The Day Care Centres set up by Sarva Siksha Abhiyan (SSA) in Tuticorin district for the differently abled students to instil self confidence in them and improve their knowledge, are making great progress. The students from six to 14 years of age have been identified to be provided with care. Such centres are providing parental care with every effort to keep their spirits high.

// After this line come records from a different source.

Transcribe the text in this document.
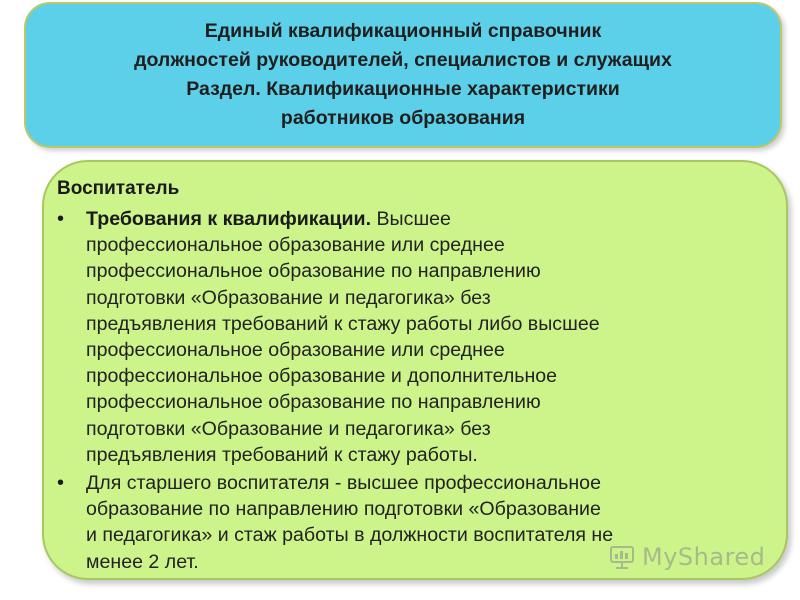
Единый квалификационный справочник
должностей руководителей, специалистов и служащих
Раздел. Квалификационные характеристики
работников образования
Воспитатель
• Требования к квалификации. Высшее
профессиональное образование или среднее
профессиональное образование по направлению
подготовки «Образование и педагогика» без
предъявления требований к стажу работы либо высшее
профессиональное образование или среднее
профессиональное образование и дополнительное
профессиональное образование по направлению
подготовки «Образование и педагогика» без
предъявления требований к стажу работы.
• Для старшего воспитателя - высшее профессиональное
образование по направлению подготовки «Образование
и педагогика» и стаж работы в должности воспитателя не
менее 2 лет.	MyShared
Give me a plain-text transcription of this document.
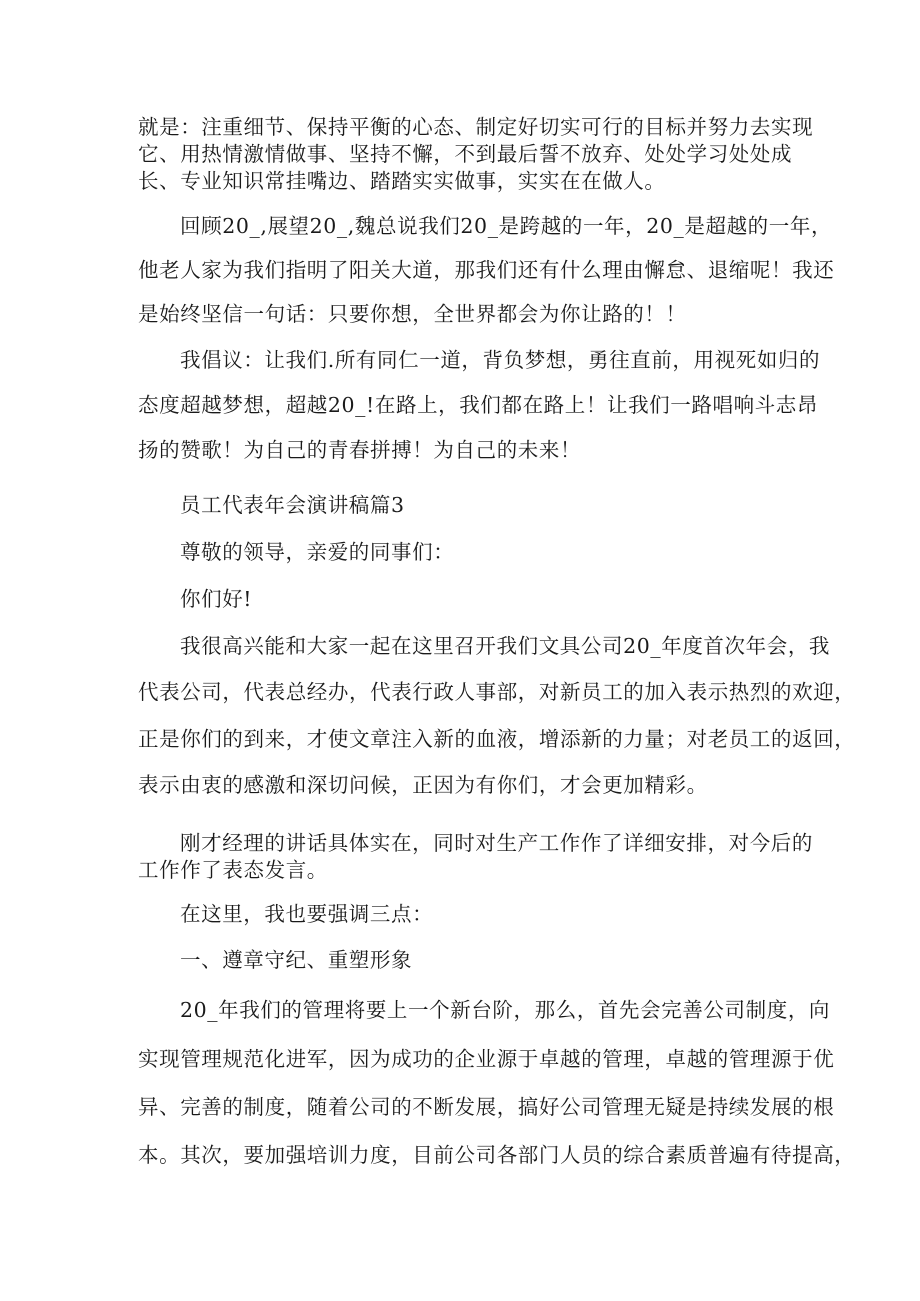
就是：注重细节、保持平衡的心态、制定好切实可行的目标并努力去实现
它、用热情激情做事、坚持不懈，不到最后誓不放弃、处处学习处处成
长、专业知识常挂嘴边、踏踏实实做事，实实在在做人。
回顾20_,展望20_,魏总说我们20_是跨越的一年，20_是超越的一年，
他老人家为我们指明了阳关大道，那我们还有什么理由懈怠、退缩呢！我还
是始终坚信一句话：只要你想，全世界都会为你让路的！！
我倡议：让我们.所有同仁一道，背负梦想，勇往直前，用视死如归的
态度超越梦想，超越20_!在路上，我们都在路上！让我们一路唱响斗志昂
扬的赞歌！为自己的青春拼搏！为自己的未来！
员工代表年会演讲稿篇3
尊敬的领导，亲爱的同事们：
你们好!
我很高兴能和大家一起在这里召开我们文具公司20_年度首次年会，我
代表公司，代表总经办，代表行政人事部，对新员工的加入表示热烈的欢迎，
正是你们的到来，才使文章注入新的血液，增添新的力量；对老员工的返回，
表示由衷的感激和深切问候，正因为有你们，才会更加精彩。
刚才经理的讲话具体实在，同时对生产工作作了详细安排，对今后的
工作作了表态发言。
在这里，我也要强调三点：
一、遵章守纪、重塑形象
20_年我们的管理将要上一个新台阶，那么，首先会完善公司制度，向
实现管理规范化进军，因为成功的企业源于卓越的管理，卓越的管理源于优
异、完善的制度，随着公司的不断发展，搞好公司管理无疑是持续发展的根
本。其次，要加强培训力度，目前公司各部门人员的综合素质普遍有待提高，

Under the Inclusive Education for the Differently Abled (IED) programme of the SSA, the learners were given play materials including walker, cycling machine, rowing machine, muscle exercise machine, cerebral palsy chairs and other equipments for bringing about suitable changes in their minds at the centres. Learning skills through play way method were being demonstrated with intense dedication by the faculty members to channelise the students' talents in a constructive way to reach the target, A. Kannammal, District Coordinator of the Centre, told ‘The Hindu' here on Monday.

Students with multiple disabilities, total blindness, mentally retarded, orthopedically handicapped and autism were trained here. A team of special educators, care takers and coordinators were working to motivate the differently abled students. A total of 239 students were learning subjects in a play way method. Thirteen Day Care Centres were functioning across the district.

To make positive differences in their day to day life, severity of disabilities had to be mitigated. Besides, physical exercises were being taught to improve the situation. During 2009-10, 17 differently abled students were mainstreamed after being imparted with need-based training at seven DCCs and they had been admitted to regular schools, she said.

To increase body movements, postural corrections, gait training and the like were being provided by physiotherapists on a regular basis. To enhance hand and eye coordination and improve grasp of things, cube-setting method of play was introduced, P. Judie, physiotherapist said. Need-based training on reading and writing skills would be given with real objects. Matching, identifying and naming of the objects were the key modules of learning.

For students identified with profound disabilities, day-to-day activities such as grooming, brushing, eating, dressing, putting buttons, passing urine and defecation would be taught on the topic ‘Activities of Daily Living',” A.X. Vinnarasi, a special educator said. After assessing the mentally retarded children, training on braille and speech therapy would also be given. In the previous month, surgical corrections were made on eight students, who had been identified with cerebral palsy.

Eight more students would also undergo similar surgical treatments, P.E. Roseline Dorothy, a special educator said.